Similar to the concern that iRobot devices are mapping your house. The resulting map that my vacuum cleaner makes is not a map of my house. Instead it’s an unusual mapping of a floor plan as the device goes around chairs, footstools and other furniture in the areas it cleans. An actual floor plan, it is not. I can go to my local planning department, pay the fee to copy plot maps that are a much more accurate representation of the map of my house. I accept the risk of this “mapping” because I want a clean area rug and we drag a lot of dirt in from the garage. And I’m lazy to get out the hand vacuum.
But in either case if the person you are buying this technology for isn’t comfortable with the privacy policies, and what the company has said about what they will and won’t do with the data, technology isn’t often the right present to get a person.
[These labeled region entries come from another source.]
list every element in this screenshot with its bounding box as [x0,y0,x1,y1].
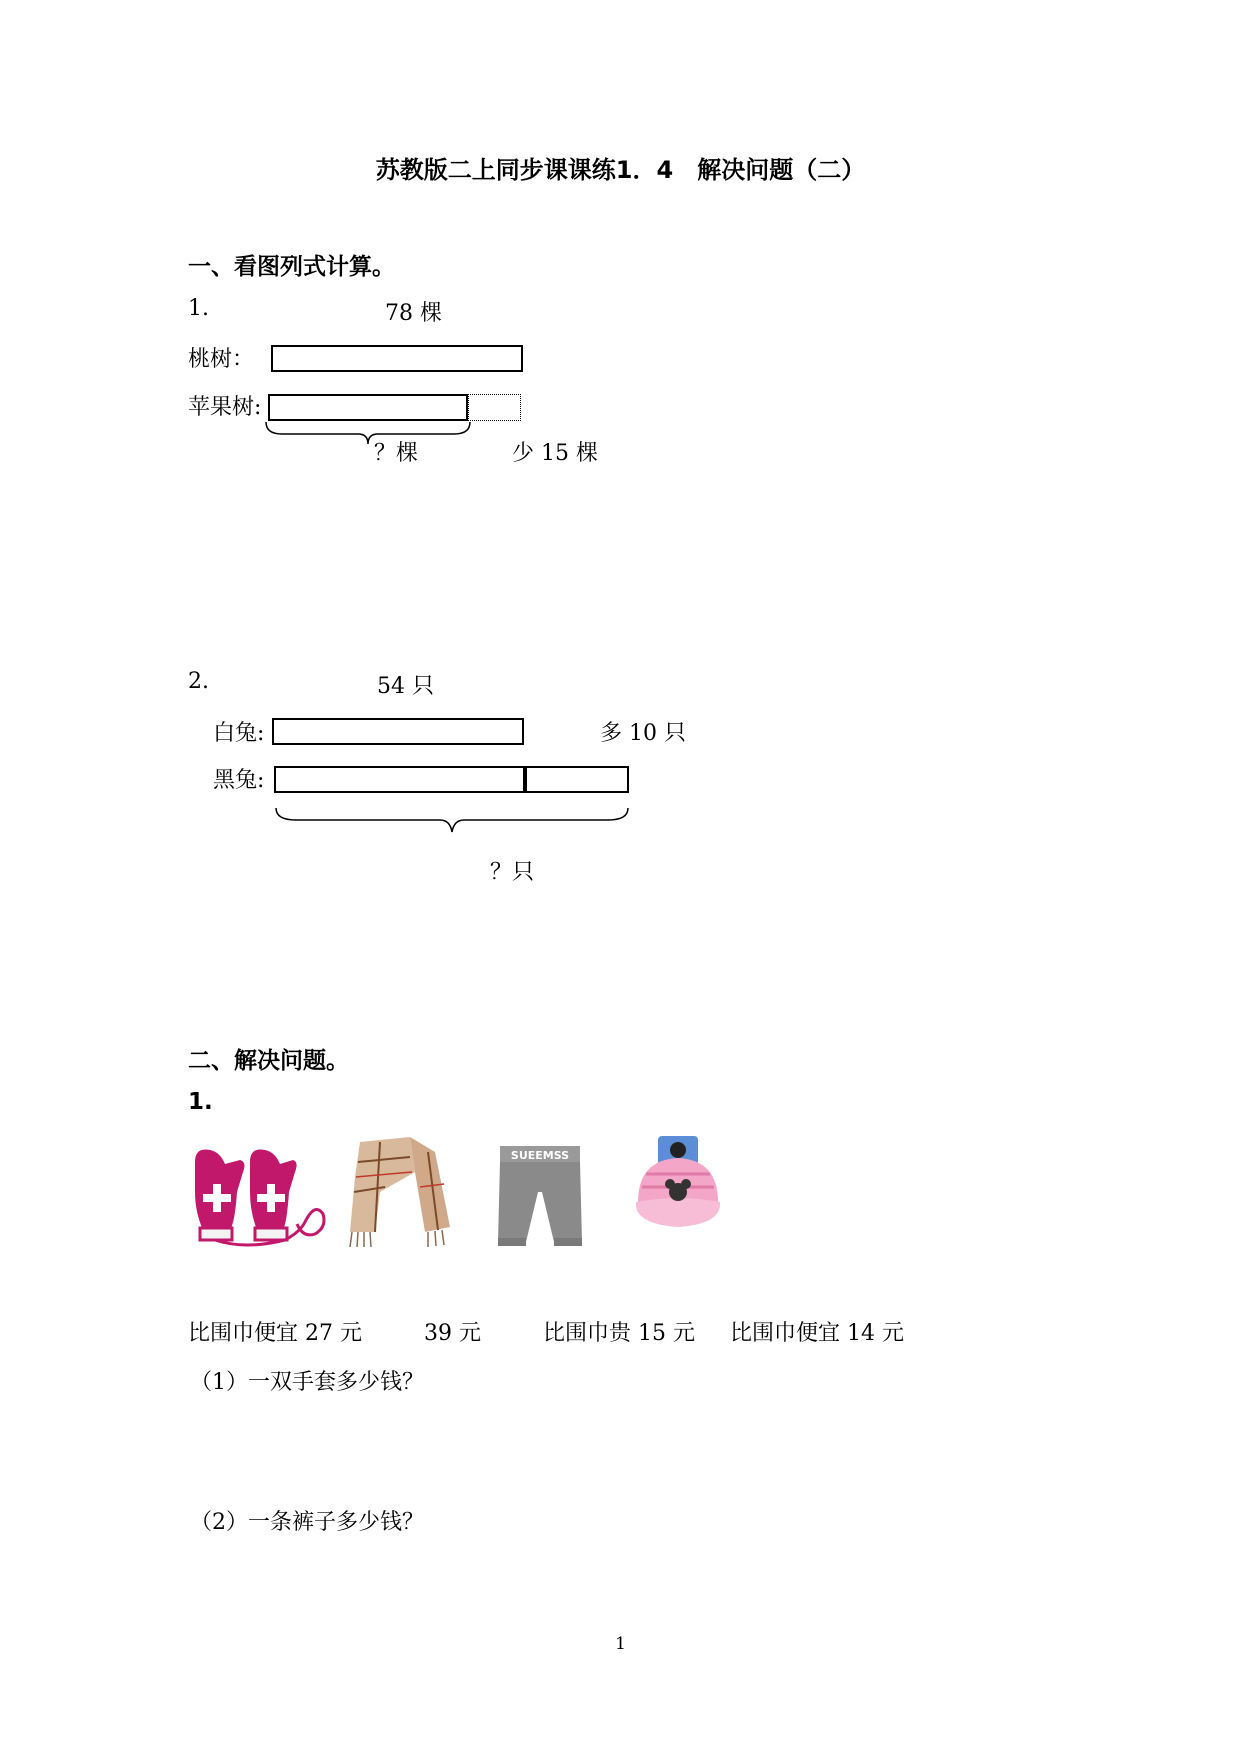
s2-q1-sub2: （2）一条裤子多少钱？ [190,1510,424,1535]
page-title: 苏教版二上同步课课练1．4 解决问题（二） [375,156,866,184]
q2-total-label: 54 只 [377,674,434,699]
q1-apple-missing-bar [468,394,521,421]
q2-row2-label: 黑兔: [213,768,265,793]
scarf-icon [340,1132,470,1252]
q2-white-rabbit-bar [272,718,524,745]
q1-diff-label: 少 15 棵 [512,441,598,466]
q1-total-label: 78 棵 [385,301,442,326]
hat-icon [628,1132,728,1242]
s2-q1-number: 1. [188,1089,213,1115]
q2-black-rabbit-extra-bar [525,766,629,793]
q2-number: 2. [188,669,209,694]
q2-black-rabbit-bar [274,766,525,793]
pants-icon [490,1142,590,1254]
q2-brace [272,806,632,836]
svg-text:SUEEMSS: SUEEMSS [510,1149,570,1162]
q1-peach-bar [271,345,523,372]
s2-q1-sub1: （1）一双手套多少钱？ [190,1370,424,1395]
section-2-heading: 二、解决问题。 [188,1048,349,1074]
section-1-heading: 一、看图列式计算。 [188,254,395,280]
pants-caption: 比围巾贵 15 元 [543,1321,695,1346]
q2-question-label: ？只 [490,860,535,885]
hat-caption: 比围巾便宜 14 元 [730,1321,904,1346]
q2-row1-label: 白兔: [213,721,265,746]
page-number: 1 [615,1634,626,1654]
mittens-icon [185,1142,330,1252]
q1-question-label: ？棵 [374,441,419,466]
q1-brace [262,420,474,446]
q1-apple-bar [268,394,468,421]
q1-number: 1. [188,296,209,321]
mittens-caption: 比围巾便宜 27 元 [188,1321,362,1346]
q1-row2-label: 苹果树: [188,395,262,420]
q1-row1-label: 桃树： [188,347,255,372]
q2-diff-label: 多 10 只 [600,721,686,746]
scarf-caption: 39 元 [424,1321,481,1346]
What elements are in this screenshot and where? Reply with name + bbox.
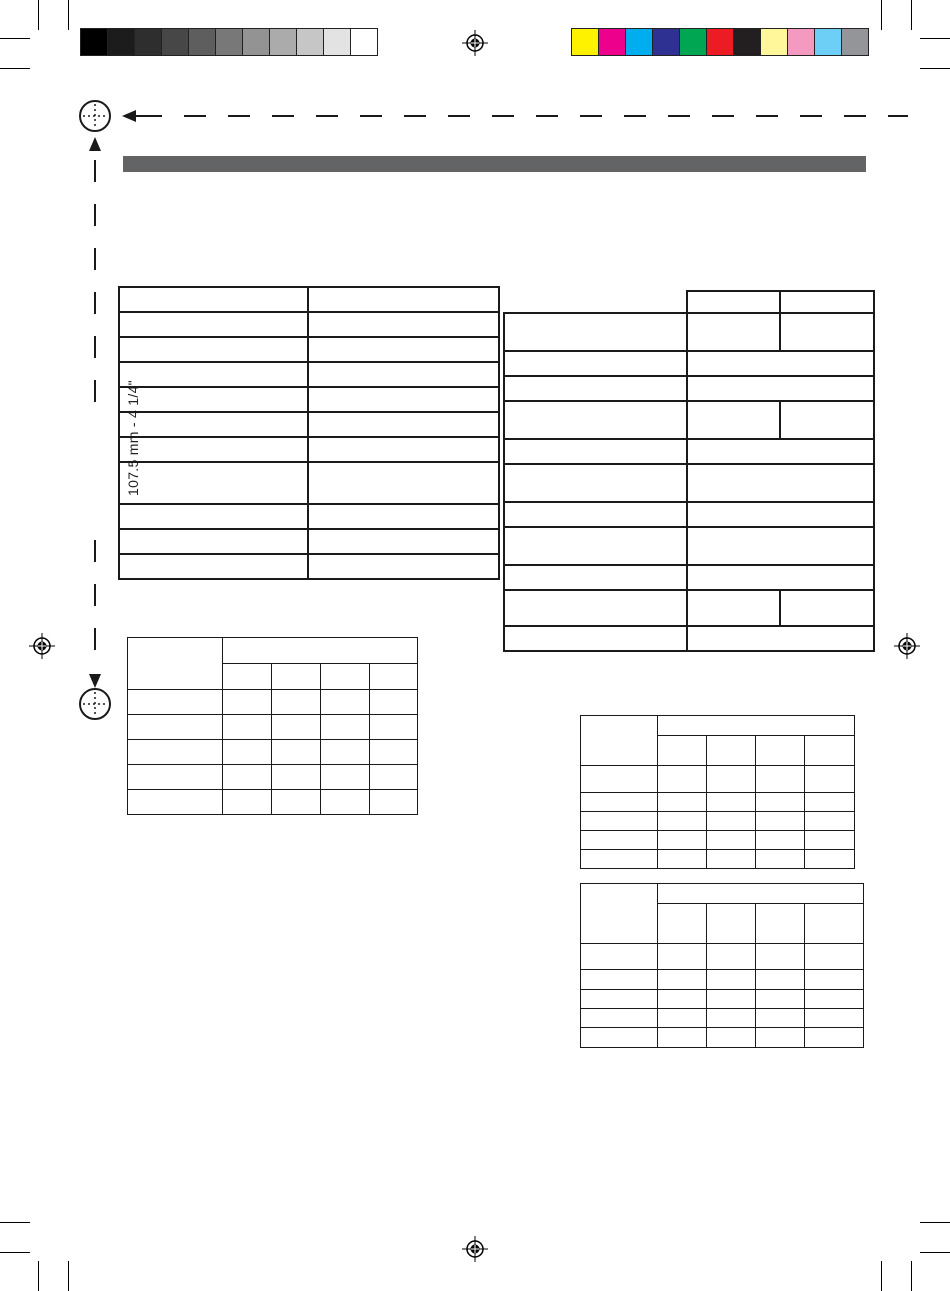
table-cell xyxy=(272,765,321,790)
arrow-down-icon xyxy=(89,674,101,688)
table-cell xyxy=(658,1009,707,1028)
table-cell xyxy=(119,387,308,412)
table-cell xyxy=(504,291,687,313)
table-cell xyxy=(370,790,418,815)
table-cell xyxy=(658,970,707,990)
table-cell xyxy=(119,312,308,337)
table-cell xyxy=(756,1009,805,1028)
table-cell xyxy=(658,944,707,970)
table-cell xyxy=(756,766,805,793)
table-cell xyxy=(128,765,223,790)
table-cell xyxy=(308,462,499,504)
table-cell xyxy=(780,313,874,351)
table-cell xyxy=(756,990,805,1009)
table-cell xyxy=(370,765,418,790)
table-cell xyxy=(128,715,223,740)
table-cell xyxy=(128,638,223,690)
table-cell xyxy=(658,716,855,736)
table-cell xyxy=(780,291,874,313)
table-cell xyxy=(687,376,874,401)
dimension-label: 107.5 mm - 4 1/4" xyxy=(125,380,141,496)
table-cell xyxy=(581,850,658,869)
target-bottom-icon xyxy=(80,689,110,719)
table-cell xyxy=(707,1028,756,1048)
table-cell xyxy=(687,565,874,590)
table-cell xyxy=(707,850,756,869)
table-cell xyxy=(707,990,756,1009)
table-cell xyxy=(504,439,687,464)
table-cell xyxy=(756,793,805,812)
table-cell xyxy=(223,638,418,664)
table-cell xyxy=(581,812,658,831)
arrow-up-icon xyxy=(89,137,101,151)
table-cell xyxy=(119,337,308,362)
table-cell xyxy=(128,740,223,765)
table-cell xyxy=(370,664,418,690)
table-cell xyxy=(756,736,805,766)
table-cell xyxy=(756,812,805,831)
table-cell xyxy=(119,437,308,462)
table-cell xyxy=(272,790,321,815)
table-cell xyxy=(504,502,687,527)
table-cell xyxy=(581,1028,658,1048)
table-cell xyxy=(805,990,864,1009)
target-top-icon xyxy=(80,101,110,131)
table-cell xyxy=(321,715,370,740)
table-cell xyxy=(707,944,756,970)
table-cell xyxy=(321,765,370,790)
table-cell xyxy=(707,766,756,793)
table-cell xyxy=(272,664,321,690)
table-cell xyxy=(805,1009,864,1028)
table-cell xyxy=(504,590,687,626)
table-cell xyxy=(707,831,756,850)
table-cell xyxy=(581,831,658,850)
table-cell xyxy=(756,944,805,970)
table-cell xyxy=(321,664,370,690)
arrow-left-icon xyxy=(122,110,136,122)
table-cell xyxy=(687,439,874,464)
spec-table-left xyxy=(118,286,500,580)
table-cell xyxy=(321,740,370,765)
table-cell xyxy=(658,736,707,766)
table-cell xyxy=(308,529,499,554)
table-cell xyxy=(805,1028,864,1048)
table-cell xyxy=(756,831,805,850)
table-cell xyxy=(308,554,499,579)
table-cell xyxy=(119,554,308,579)
table-cell xyxy=(707,812,756,831)
table-cell xyxy=(707,793,756,812)
table-cell xyxy=(658,884,864,904)
table-cell xyxy=(687,401,780,439)
table-cell xyxy=(687,464,874,502)
registration-mark-bottom-icon xyxy=(462,1236,488,1262)
table-cell xyxy=(658,812,707,831)
table-cell xyxy=(780,401,874,439)
table-cell xyxy=(658,990,707,1009)
table-cell xyxy=(805,812,855,831)
table-cell xyxy=(370,740,418,765)
table-cell xyxy=(707,736,756,766)
grid-table-right-upper xyxy=(580,715,855,869)
table-cell xyxy=(707,904,756,944)
table-cell xyxy=(308,504,499,529)
table-cell xyxy=(658,904,707,944)
table-cell xyxy=(687,313,780,351)
table-cell xyxy=(370,715,418,740)
table-cell xyxy=(504,527,687,565)
table-cell xyxy=(687,502,874,527)
table-cell xyxy=(756,850,805,869)
table-cell xyxy=(504,313,687,351)
table-cell xyxy=(581,944,658,970)
table-cell xyxy=(223,740,272,765)
table-cell xyxy=(756,1028,805,1048)
table-cell xyxy=(119,529,308,554)
table-cell xyxy=(223,690,272,715)
table-cell xyxy=(687,291,780,313)
table-cell xyxy=(119,287,308,312)
table-cell xyxy=(308,337,499,362)
table-cell xyxy=(756,904,805,944)
table-cell xyxy=(581,716,658,766)
table-cell xyxy=(272,740,321,765)
table-cell xyxy=(272,690,321,715)
table-cell xyxy=(308,437,499,462)
table-cell xyxy=(504,626,687,651)
table-cell xyxy=(504,401,687,439)
table-cell xyxy=(805,766,855,793)
table-cell xyxy=(581,793,658,812)
grid-table-right-lower xyxy=(580,883,864,1048)
table-cell xyxy=(805,850,855,869)
table-cell xyxy=(119,362,308,387)
table-cell xyxy=(272,715,321,740)
table-cell xyxy=(658,793,707,812)
table-cell xyxy=(308,412,499,437)
table-cell xyxy=(504,376,687,401)
table-cell xyxy=(504,565,687,590)
table-cell xyxy=(687,626,874,651)
table-cell xyxy=(504,351,687,376)
table-cell xyxy=(805,944,864,970)
table-cell xyxy=(805,736,855,766)
table-cell xyxy=(581,1009,658,1028)
grid-table-left xyxy=(127,637,418,815)
table-cell xyxy=(119,504,308,529)
table-cell xyxy=(658,850,707,869)
table-cell xyxy=(687,351,874,376)
table-cell xyxy=(581,970,658,990)
table-cell xyxy=(128,690,223,715)
table-cell xyxy=(780,590,874,626)
table-cell xyxy=(504,464,687,502)
table-cell xyxy=(581,990,658,1009)
table-cell xyxy=(223,765,272,790)
table-cell xyxy=(223,715,272,740)
spec-table-right xyxy=(503,290,875,652)
table-cell xyxy=(581,884,658,944)
table-cell xyxy=(581,766,658,793)
table-cell xyxy=(658,831,707,850)
table-cell xyxy=(119,462,308,504)
table-cell xyxy=(223,664,272,690)
table-cell xyxy=(805,831,855,850)
table-cell xyxy=(707,1009,756,1028)
table-cell xyxy=(321,690,370,715)
table-cell xyxy=(805,904,864,944)
table-cell xyxy=(658,766,707,793)
table-cell xyxy=(223,790,272,815)
table-cell xyxy=(308,387,499,412)
table-cell xyxy=(321,790,370,815)
table-cell xyxy=(687,590,780,626)
table-cell xyxy=(119,412,308,437)
table-cell xyxy=(128,790,223,815)
table-cell xyxy=(370,690,418,715)
table-cell xyxy=(805,970,864,990)
table-cell xyxy=(658,1028,707,1048)
table-cell xyxy=(805,793,855,812)
table-cell xyxy=(687,527,874,565)
table-cell xyxy=(308,312,499,337)
section-header-bar xyxy=(123,156,866,172)
table-cell xyxy=(308,362,499,387)
table-cell xyxy=(756,970,805,990)
table-cell xyxy=(308,287,499,312)
table-cell xyxy=(707,970,756,990)
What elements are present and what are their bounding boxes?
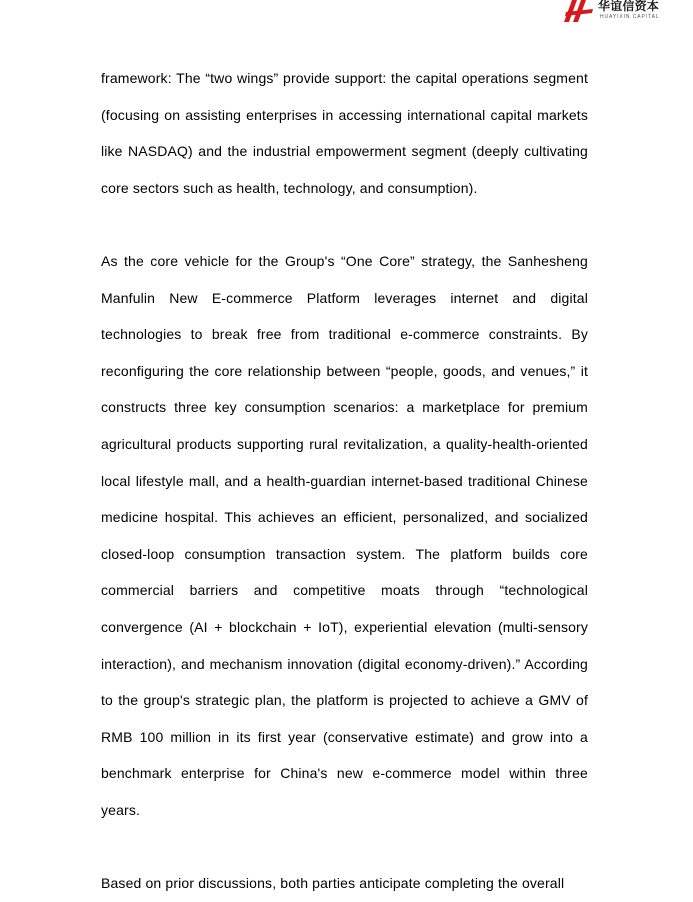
document-body — [101, 60, 588, 902]
logo-chinese-name: 华谊信资本 — [598, 0, 660, 13]
huayixin-logo-icon — [563, 0, 595, 22]
company-logo — [563, 0, 693, 24]
paragraph-discussions: Based on prior discussions, both parties anticipate completing the overall — [101, 875, 565, 892]
paragraph-two-wings: framework: The “two wings” provide support: the capital operations segment (focusing on assisting enterprises in accessing international capital markets like NASDAQ) and the industrial empowerment segment (deeply cultivating core sectors such as health, technology, and consumption). — [101, 70, 588, 196]
paragraph-platform: As the core vehicle for the Group's “One Core” strategy, the Sanhesheng Manfulin New E-commerce Platform leverages internet and digital technologies to break free from traditional e-commerce constraints. By reconfiguring the core relationship between “people, goods, and venues,” it constructs three key consumption scenarios: a marketplace for premium agricultural products supporting rural revitalization, a quality-health-oriented local lifestyle mall, and a health-guardian internet-based traditional Chinese medicine hospital. This achieves an efficient, personalized, and socialized closed-loop consumption transaction system. The platform builds core commercial barriers and competitive moats through “technological convergence (AI + blockchain + IoT), experiential elevation (multi-sensory interaction), and mechanism innovation (digital economy-driven).” According to the group's strategic plan, the platform is projected to achieve a GMV of RMB 100 million in its first year (conservative estimate) and grow into a benchmark enterprise for China's new e-commerce model within three years. — [101, 252, 588, 818]
logo-english-name: HUAYIXIN CAPITAL — [600, 14, 660, 20]
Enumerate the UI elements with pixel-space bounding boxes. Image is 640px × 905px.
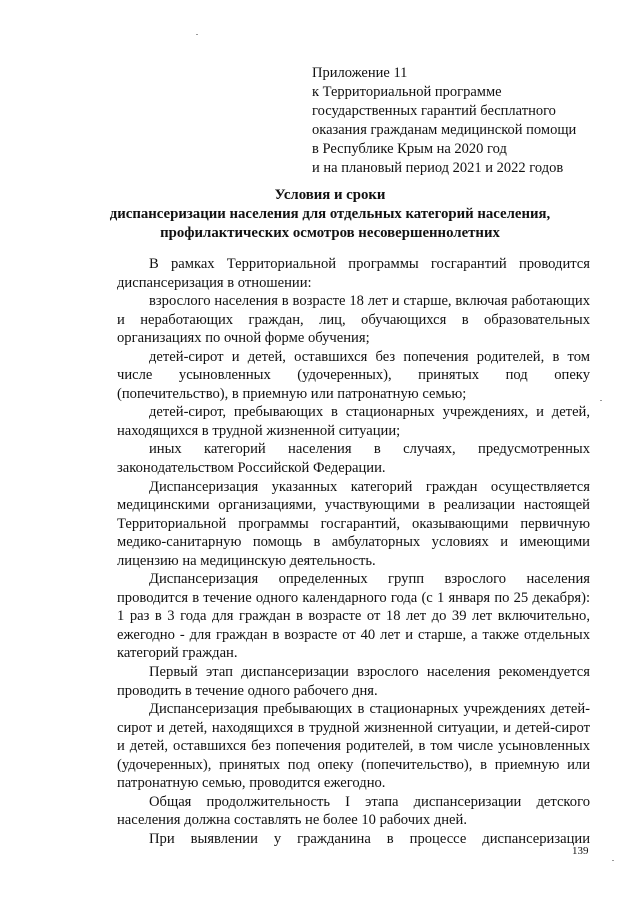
title-line: диспансеризации населения для отдельных категорий населения,	[109, 206, 551, 222]
scan-speck	[612, 860, 614, 861]
paragraph: Диспансеризация пребывающих в стационарных учреждениях детей-сирот и детей, находящихся в трудной жизненной ситуации, и детей-сирот и детей, оставшихся без попечения родителей, в том числе усыновленных (удочеренных), принятых под опеку (попечительство), в приемную или патронатную семью, проводится ежегодно.	[117, 701, 590, 792]
appendix-header	[312, 64, 576, 178]
appendix-line: Приложение 11	[312, 65, 408, 81]
title-line: Условия и сроки	[274, 187, 386, 203]
paragraph: иных категорий населения в случаях, предусмотренных законодательством Российской Федерации.	[117, 441, 590, 477]
paragraph: Диспансеризация указанных категорий граждан осуществляется медицинскими организациями, участвующими в реализации настоящей Территориальной программы госгарантий, оказывающими первичную медико-санитарную помощь в амбулаторных условиях и имеющими лицензию на медицинскую деятельность.	[117, 478, 590, 569]
title-line: профилактических осмотров несовершеннолетних	[160, 225, 500, 241]
paragraph: В рамках Территориальной программы госгарантий проводится диспансеризация в отношении:	[117, 256, 590, 291]
appendix-line: в Республике Крым на 2020 год	[312, 141, 507, 157]
appendix-line: государственных гарантий бесплатного	[312, 103, 556, 119]
document-title	[100, 186, 560, 243]
page-number: 139	[572, 845, 589, 857]
scan-speck	[196, 34, 198, 35]
paragraph: взрослого населения в возрасте 18 лет и старше, включая работающих и неработающих граждан, лиц, обучающихся в образовательных организациях по очной форме обучения;	[117, 293, 590, 347]
appendix-line: и на плановый период 2021 и 2022 годов	[312, 160, 564, 176]
appendix-line: оказания гражданам медицинской помощи	[312, 122, 577, 138]
paragraph: При выявлении у гражданина в процессе диспансеризации	[149, 830, 590, 847]
paragraph: Диспансеризация определенных групп взрослого населения проводится в течение одного календарного года (с 1 января по 25 декабря): 1 раз в 3 года для граждан в возрасте от 18 лет до 39 лет включительно, ежегодно - для граждан в возрасте от 40 лет и старше, а также отдельных категорий граждан.	[117, 571, 590, 662]
paragraph: детей-сирот и детей, оставшихся без попечения родителей, в том числе усыновленных (удочеренных), принятых под опеку (попечительство), в приемную или патронатную семью;	[117, 348, 590, 402]
paragraph: Общая продолжительность I этапа диспансеризации детского населения должна составлять не более 10 рабочих дней.	[117, 793, 590, 829]
body-text	[117, 255, 590, 849]
paragraph: детей-сирот, пребывающих в стационарных учреждениях, и детей, находящихся в трудной жизненной ситуации;	[117, 404, 590, 439]
paragraph: Первый этап диспансеризации взрослого населения рекомендуется проводить в течение одного рабочего дня.	[117, 664, 590, 699]
scan-speck	[600, 400, 602, 401]
appendix-line: к Территориальной программе	[312, 84, 502, 100]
As you choose gifts, think about if instead it would be better for that person to make the privacy decisions. If it’s better for that person to read the end user license agreement and to understand if they want to accept the risk.
On the one hand I agree with Rep. Ted Lieu when he used the questioning of the Google CEO to showcase that the company doesn’t intentionally spy on us, or intrude on our information, or intend to be evil. You get good search results when you do good things, and bad search results when you’ve done lousy things. But often in large technology companies where people in charge of decision making may not have the experience or wisdom of many years under their belt, you find that it’s not intentional disregard, but inadvertent disregard of privacy. Someone never thought that something would be used like that. It wasn’t their intent to do harm
So … how about give a book, or buy movie tickets, or find some other gift that doesn’t need you to be concerned about the fact that you are making the privacy decisions instead of letting the person you want to buy the gift for make these key decisions.
Me, I’d want to buy everyone an Amazon Alexa. But obviously, you might not want that. And that’s honestly a very good thing. You should be making the privacy decisions for technology that is around you, not me.